Why is Parallel Programming hard?

(1) Designing paralle algorithms with same level of compelxity as requentia agoirhtm is hard

  • Non-intuitive
  • Redudnat work potentially

(2) Speed of applications can be limited by memory access latency and/or throughput

  • “Memory bound applications”- can optimize this

(3) Execution speed of parallel programs is more sensitive to input data characteristics than for sequential programs.

  • Can use regularization techniques

(4) Some applications require threads to coaborate with each other

  • Require using synchronization operations

Most of these have ben addressed by researchers

Overarching goals / uses

(1) Goal: program massively parallel processors to achieve high perforamcne

  • Intuition
  • Knowledge of hardware

(2) Teach parallel programming for correct functionality and reliability

  • Necessary if you want to support users

(3) scalability across future hardsware generations

  • Have programs that can scale up to level of performance of new generations of machines

Architecture tradeoffs

CPU: Latency-Oriented Design

  • A few powerful ALUs (Arithmetic Logic Units):
    • Capable of performing complex operations.
    • Designed to reduce the latency of each operation.
  • Large caches:
    • To mitigate the latency of memory access by keeping data closer to the processing units.
    • Caches are optimized for quick access to data, reducing the time to retrieve information.
  • Sophisticated control:
    • Includes mechanisms like branch prediction to anticipate the directions of branches (if/else conditions) and prepare execution paths.
    • Employs data forwarding to mitigate data hazards (delays caused by data not being ready when needed).

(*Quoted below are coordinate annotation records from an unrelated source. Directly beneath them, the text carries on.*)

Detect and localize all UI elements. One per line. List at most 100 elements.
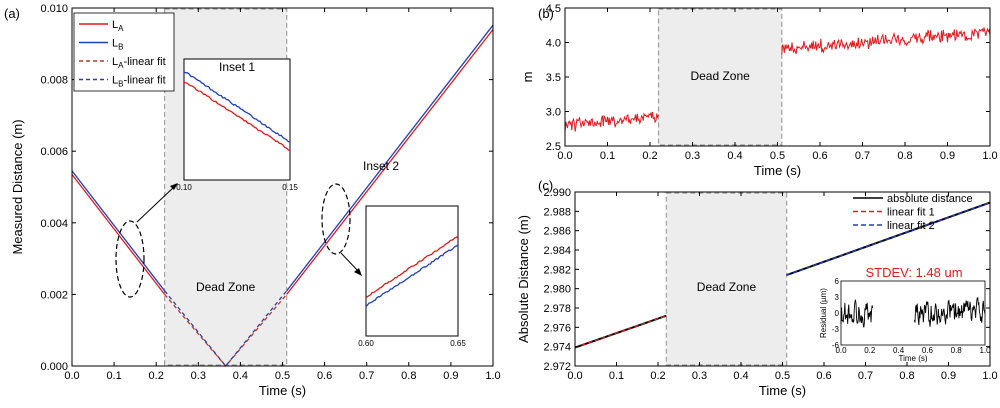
legend-label: linear fit 1 <box>887 207 935 219</box>
x-tick-label: 0.1 <box>106 370 121 382</box>
x-tick-label: 0.2 <box>650 370 665 382</box>
arrow-2 <box>340 252 360 273</box>
residual-line <box>840 299 874 328</box>
noisy-series-line <box>564 111 659 133</box>
y-tick-label: 2.974 <box>543 342 571 354</box>
x-axis-label: Time (s) <box>754 163 801 178</box>
inset-x-tick-label: 0.4 <box>893 346 905 355</box>
x-tick-label: 1.0 <box>982 370 997 382</box>
legend-main: L <box>112 56 118 68</box>
x-tick-label: 0.6 <box>816 370 831 382</box>
y-tick-label: 0.000 <box>40 361 68 373</box>
legend-main: L <box>112 75 118 87</box>
x-tick-label: 0.3 <box>692 370 707 382</box>
x-tick-label: 0.0 <box>557 150 572 162</box>
panel-b-chart: Dead Zone 0.0 0.1 0.2 0.3 0.4 0.5 0.6 0.7 0.8 0.9 1… <box>520 3 998 178</box>
legend-sub: A <box>118 24 124 33</box>
y-tick-label: 3.5 <box>546 72 561 84</box>
legend-sub: B <box>118 80 123 89</box>
panel-c-chart: Dead Zone 0.0 0.1 0.2 0.3 0.4 0.5 0.6 0.7 0.8 0.9 1… <box>516 178 998 398</box>
inset-1: 0.10 0.15 Inset 1 <box>176 58 298 192</box>
y-tick-label: 2.5 <box>546 141 561 153</box>
annotation-inset-2: Inset 2 <box>363 159 399 173</box>
arrow-head-2 <box>354 268 362 276</box>
inset-frame <box>840 280 986 346</box>
x-tick-label: 0.9 <box>443 370 458 382</box>
y-tick-label: 2.984 <box>543 245 571 257</box>
dead-zone <box>665 192 788 366</box>
x-axis-label: Time (s) <box>759 383 806 398</box>
inset-x-tick-label: 0.15 <box>282 183 298 192</box>
y-tick-label: 2.972 <box>543 361 571 373</box>
legend-main: L <box>112 38 118 50</box>
inset-frame <box>365 205 459 337</box>
x-tick-label: 0.8 <box>899 370 914 382</box>
legend-main: L <box>112 19 118 31</box>
arrow-1 <box>136 185 176 223</box>
series-line-1 <box>71 170 166 292</box>
panel-label: (a) <box>4 6 20 21</box>
inset-x-tick-label: 0.10 <box>176 183 192 192</box>
x-tick-label: 0.7 <box>855 150 870 162</box>
x-tick-label: 0.5 <box>775 370 790 382</box>
dead-zone-label: Dead Zone <box>697 280 757 294</box>
series-line-1 <box>286 24 494 292</box>
y-tick-label: 2.980 <box>543 284 571 296</box>
x-tick-label: 0.6 <box>812 150 827 162</box>
y-tick-label: 2.986 <box>543 226 571 238</box>
x-tick-label: 0.6 <box>317 370 332 382</box>
legend-suffix: -linear fit <box>123 56 165 68</box>
series-line-0 <box>286 29 494 295</box>
inset-y-tick-label: -3 <box>832 325 840 334</box>
series-line-1 <box>574 315 667 349</box>
dead-zone-label: Dead Zone <box>690 69 750 83</box>
x-tick-label: 0.0 <box>64 370 79 382</box>
y-tick-label: 2.976 <box>543 322 571 334</box>
residual-inset: 0.0 0.2 0.4 0.6 0.8 1.0 -6 -3 0 3 6 Time (s) Residua… <box>819 265 991 363</box>
x-tick-label: 1.0 <box>982 150 997 162</box>
x-tick-label: 0.0 <box>567 370 582 382</box>
x-tick-label: 0.3 <box>685 150 700 162</box>
y-tick-label: 4.0 <box>546 38 561 50</box>
y-tick-label: 2.982 <box>543 264 571 276</box>
inset-title: Inset 1 <box>219 60 255 74</box>
x-tick-label: 0.8 <box>401 370 416 382</box>
x-tick-label: 0.8 <box>897 150 912 162</box>
y-tick-label: 2.990 <box>543 187 571 199</box>
legend-sub: B <box>118 43 123 52</box>
inset-x-label: Time (s) <box>898 354 927 363</box>
inset-line <box>365 235 459 299</box>
y-tick-label: 0.004 <box>40 218 68 230</box>
inset-y-tick-label: 0 <box>835 309 840 318</box>
legend-label: linear fit 2 <box>887 220 935 232</box>
y-axis-label: Measured Distance (m) <box>10 119 25 254</box>
inset-x-tick-label: 0.2 <box>864 346 876 355</box>
x-tick-label: 0.7 <box>359 370 374 382</box>
noisy-series-line <box>781 27 991 55</box>
x-axis-label: Time (s) <box>259 383 306 398</box>
x-tick-label: 0.5 <box>770 150 785 162</box>
inset-line <box>365 244 459 307</box>
x-tick-label: 0.9 <box>941 370 956 382</box>
zoom-ellipse-1 <box>115 220 145 298</box>
series-line-3 <box>164 290 288 368</box>
y-tick-label: 0.002 <box>40 289 68 301</box>
arrow-head-1 <box>170 183 178 190</box>
series-line-0 <box>71 174 166 295</box>
x-tick-label: 0.1 <box>609 370 624 382</box>
panel-label: (c) <box>538 178 553 193</box>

GPU: Throughput-Oriented Design

  • Many small ALUs:
    • Focused on performing many operations in parallel.
    • Trades off the speed of individual operations for the ability to do many simultaneously, prioritizing throughput over latency.
  • Small caches:
    • Less cache per ALU compared to CPUs.
    • More silicon area is dedicated to ALUs rather than cache.
  • Simple control:
    • Less complex control logic than CPUs.
    • More of the GPU’s silicon area is allocated for computation rather than sophisticated control logic.